Der Winter breitete sich aus wie eine weiche Decke.

Und mit ihm kam Weihnachten.

War es ein Duft? Glitzerten die Sterne stärker als zuvor? War es die Erwartung, die in der Luft prickelte?

Sie wussten es nicht. Sie wussten nur, dass jetzt alles gut war.

Und plötzlich fiel Joseph ein, welches Lied Yule gesummt hatte, als er sie hochgehoben hatte. Natürlich: »Morgen kommt der Weihnachtsmann«!

Sie blickten zur Bergspitze hinauf in den dunklen Himmel und sahen, wie sie langsam dahinschmolz, je weiter Weihnachten sich über das Land ausbreitete. Sie sahen all die Nadelbäume auf geheimnisvolle Art und Weise verschwinden und wie selbstverständlich wussten sie, dass sie auf allen
Weihnachtsmärkten des Landes erscheinen würden und überall dort, wo man noch Weihnachtsbäume brauchte.
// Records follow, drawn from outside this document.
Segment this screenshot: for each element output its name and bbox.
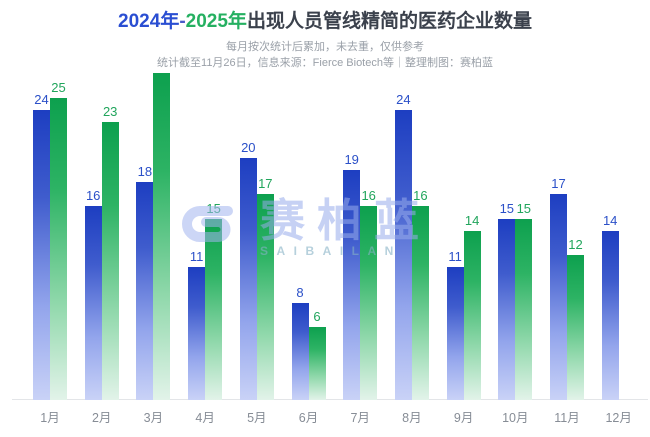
bar-value-label-2024-5月: 20 <box>241 140 256 155</box>
bar-2025-3月 <box>153 73 171 400</box>
bar-value-label-2024-9月: 11 <box>448 248 462 264</box>
bar-2024-10月 <box>498 218 516 400</box>
bar-value-label-2024-2月: 16 <box>85 188 101 204</box>
x-axis-label-12月: 12月 <box>605 411 632 425</box>
bar-2025-2月 <box>101 121 119 400</box>
x-axis-label-5月: 5月 <box>247 411 267 425</box>
bar-value-label-2025-11月: 12 <box>568 236 583 252</box>
page-title: 2024年-2025年出现人员管线精简的医药企业数量 <box>0 10 650 34</box>
bar-value-label-2025-8月: 16 <box>413 188 428 204</box>
bar-2025-11月 <box>567 254 584 400</box>
title-dash: - <box>179 11 186 32</box>
bar-2025-8月 <box>411 206 429 400</box>
bar-2025-7月 <box>360 206 378 400</box>
bar-2024-1月 <box>33 109 50 400</box>
bar-2024-7月 <box>343 170 361 400</box>
bar-2024-11月 <box>550 194 567 400</box>
bar-2025-4月 <box>205 218 223 400</box>
bar-2025-6月 <box>308 327 326 400</box>
bar-value-label-2025-5月: 17 <box>258 176 273 192</box>
bar-value-label-2024-10月: 15 <box>499 200 515 216</box>
bar-value-label-2024-1月: 24 <box>34 91 49 107</box>
x-axis-label-11月: 11月 <box>554 411 580 425</box>
bar-value-label-2024-6月: 8 <box>296 285 304 301</box>
x-axis-label-9月: 9月 <box>453 411 474 425</box>
title-year-2024: 2024年 <box>118 11 180 32</box>
bar-value-label-2025-9月: 14 <box>464 212 480 228</box>
bar-value-label-2025-7月: 16 <box>361 188 376 204</box>
title-year-2025: 2025年 <box>185 11 247 32</box>
bar-2024-12月 <box>601 230 619 400</box>
bar-2024-8月 <box>394 109 412 400</box>
x-axis-label-6月: 6月 <box>298 411 319 425</box>
x-axis-label-3月: 3月 <box>143 411 164 425</box>
bar-value-label-2025-4月: 15 <box>206 200 221 216</box>
bar-2024-6月 <box>291 303 309 400</box>
x-axis-label-10月: 10月 <box>502 411 529 425</box>
x-axis-label-7月: 7月 <box>350 411 370 425</box>
bar-value-label-2024-12月: 14 <box>602 212 618 228</box>
bar-2025-1月 <box>50 97 67 400</box>
bar-value-label-2024-4月: 11 <box>189 248 204 264</box>
x-axis-label-2月: 2月 <box>91 411 112 425</box>
title-rest: 出现人员管线精简的医药企业数量 <box>246 11 532 32</box>
bar-2024-4月 <box>188 266 206 400</box>
subtitle-line-1: 每月按次统计后累加，未去重，仅供参考 <box>226 41 424 53</box>
subtitle-line-2: 统计截至11月26日，信息来源：Fierce Biotech等｜整理制图：赛柏蓝 <box>157 57 493 69</box>
bar-value-label-2024-3月: 18 <box>137 164 153 180</box>
bar-2024-5月 <box>239 158 257 400</box>
bar-value-label-2025-1月: 25 <box>51 79 66 95</box>
x-axis-label-1月: 1月 <box>40 411 60 425</box>
bar-2025-10月 <box>515 218 533 400</box>
bar-value-label-2024-7月: 19 <box>344 152 359 168</box>
bar-value-label-2024-11月: 17 <box>551 176 566 192</box>
bar-2024-2月 <box>84 206 102 400</box>
bar-2024-3月 <box>136 182 154 400</box>
x-axis-label-4月: 4月 <box>195 411 215 425</box>
bar-value-label-2025-6月: 6 <box>313 309 321 325</box>
x-axis-label-8月: 8月 <box>402 411 422 425</box>
bar-2025-9月 <box>463 230 481 400</box>
bar-value-label-2024-8月: 24 <box>396 91 411 107</box>
bar-value-label-2025-2月: 23 <box>102 103 118 119</box>
bar-2024-9月 <box>446 266 464 400</box>
x-axis-line <box>12 399 648 400</box>
bar-2025-5月 <box>256 194 274 400</box>
bar-value-label-2025-10月: 15 <box>516 200 532 216</box>
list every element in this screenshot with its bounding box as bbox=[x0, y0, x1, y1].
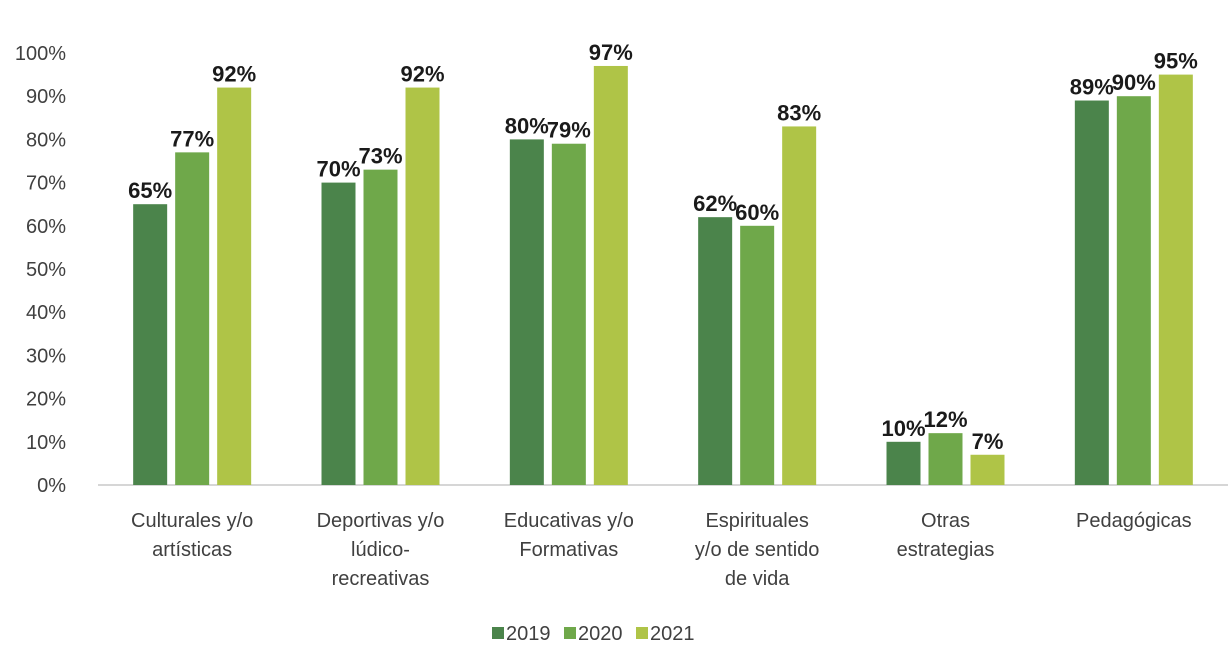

Sie sahen die Hunde fröhlich bellend zu Tal strudeln. Sie meinten, die Rentiere zu sehen. Und wehte da nicht der prächtige samtene Schlitten vorbei? War das nicht? … Schon vorbei.

Yule schmiegte ihr Gesicht an Josephs Schulter und barg ihre eiskalten Hände an seinem Hals. Und Myriam hob Onkel Bertil hoch und legte sich den Kater über die Schulter und sie gingen fort, durch den tanzenden, stürmischen Schnee.

»Wie bist du nur darauf gekommen?«, fragte Myiam die kleine Gestalt an Josephs Schulter. Und beide hörten sie Yule an Josephs Hals murmeln: »Ich weiß nicht. Onkel Bertil streckt sich doch auch aus, wenn ich ihn streichele.«

Sie hob den Kopf und sah Myriam in die Augen.

»Ich bin gar nicht zu klein für alles, oder, Myriam, oder, Joseph?«

Joseph antwortete nicht. Er drückte nur ihren Kopf zurück an seine Schulter.

Und dann … dann wussten sie nichts mehr.